Chinese scientists have announced the successful creation of two cloned monkeys, representing a major advance in cloning practice and potentially opening the way for a revolution in animal-model lab research.
The monkeys, long-tailed macaques called Zhong Zhong and Hua Hua, are described in the journal Cell by a team led by Qiang Sun, director of the Nonhuman Primate Research Facility at the Chinese Academy of Sciences Institute of Neuroscience.
The animals were cloned using a technique called somatic cell nuclear transfer (SCNT). This was the method used to create Dolly the sheep, the first successfully lab-cloned mammal, in 1996.
Since then, it has been successfully used to clone other species, including mice and cows, but primates have remained stubbornly resistant.
SCNT involves removing the nucleus from an egg cell and replacing it with another derived from differentiated body cells. The implant then determines the animal that develops. Because it is theoretically possible to implant the same genetic information infinite number of times, it is therefore possible to produce (again, theoretically) an infinite number of identical animals – providing a perfect standardised cohort for medical research.
There have been several previous attempts to clone primates using SCNT, but all failed. Zhong Zhong and Hua Hua were created using fibroblasts, cells normally found in connective tissue.
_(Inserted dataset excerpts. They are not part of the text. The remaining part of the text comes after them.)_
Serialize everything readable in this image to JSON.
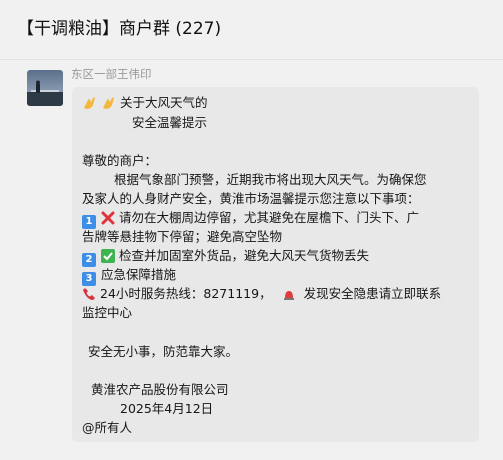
{
  "chat": {
    "title": "【干调粮油】商户群 (227)"
  },
  "message": {
    "sender": "东区一部王伟印",
    "title_line1": "关于大风天气的",
    "title_line2": "安全温馨提示",
    "greeting": "尊敬的商户：",
    "body_line1": "根据气象部门预警，近期我市将出现大风天气。为确保您",
    "body_line2": "及家人的人身财产安全，黄淮市场温馨提示您注意以下事项：",
    "item1_num": "1",
    "item1_line1": "请勿在大棚周边停留，尤其避免在屋檐下、门头下、广",
    "item1_line2": "告牌等悬挂物下停留；避免高空坠物",
    "item2_num": "2",
    "item2_text": "检查并加固室外货品，避免大风天气货物丢失",
    "item3_num": "3",
    "item3_text": "应急保障措施",
    "hotline_text": "24小时服务热线：8271119，",
    "report_text": "发现安全隐患请立即联系",
    "report_line2": "监控中心",
    "closing": "安全无小事，防范靠大家。",
    "company": "黄淮农产品股份有限公司",
    "date": "2025年4月12日",
    "mention": "@所有人"
  }
}
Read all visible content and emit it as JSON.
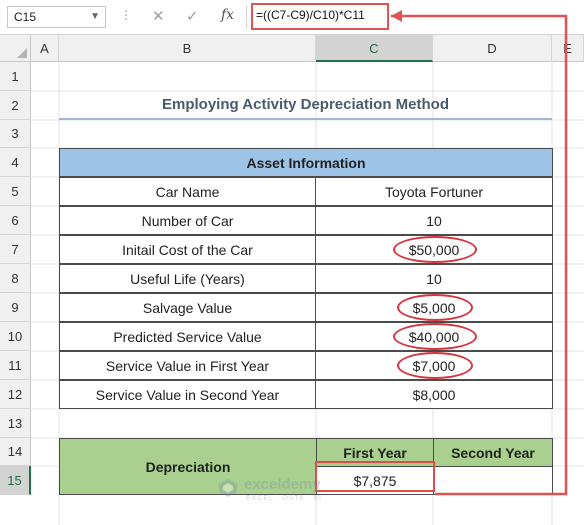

The key achievement of Sun’s team, however, was discovering how to introduce epigenetic modulators into the nucleus – effectively allowing the scientists to switch on and off the genes that control, or inhibit, embryo development.
The fibroblasts used to make the monkeys was obtained from macaque foetal tissue. The team also tried the same technique using adult cells, in which the resulting embryos were carried to term, but died only hours after birth.
“We tried several different methods, but only one worked,” says Sun. “There was much failure before we found a way to successfully clone a monkey.”
Success in part was improved through practice. As well as the complex business of enabling the fusion of egg and nucleic matter, and the introduction of the epigenetic tools, the whole procedure turned out to be heavily dependent on the speed and dexterity of the scientists.
“The SCNT procedure is rather delicate, so the faster you do it, the less damage to the egg you have,” says co-author Mu-ming Poo.
“It takes a lot of practice. Not everybody can do the enucleation and cell fusion process quickly and precisely, and it is likely that the optimisation of transfer procedure greatly helped us to achieve this success.”
Strictly speaking, Zhong Zhong and Hua Hua, are not the first cloned monkeys in history. In 1999, a rhesus monkey called Tetra was made by a team from Oregon in the US. However, the technique used was a far simpler one, called embryo splitting, which often happens naturally, creating twins, and is inherently restricted to only one reproduction.
With SCNT, the number of genetically identical Zhong Zhongs and Hua Huas is potentially unlimited.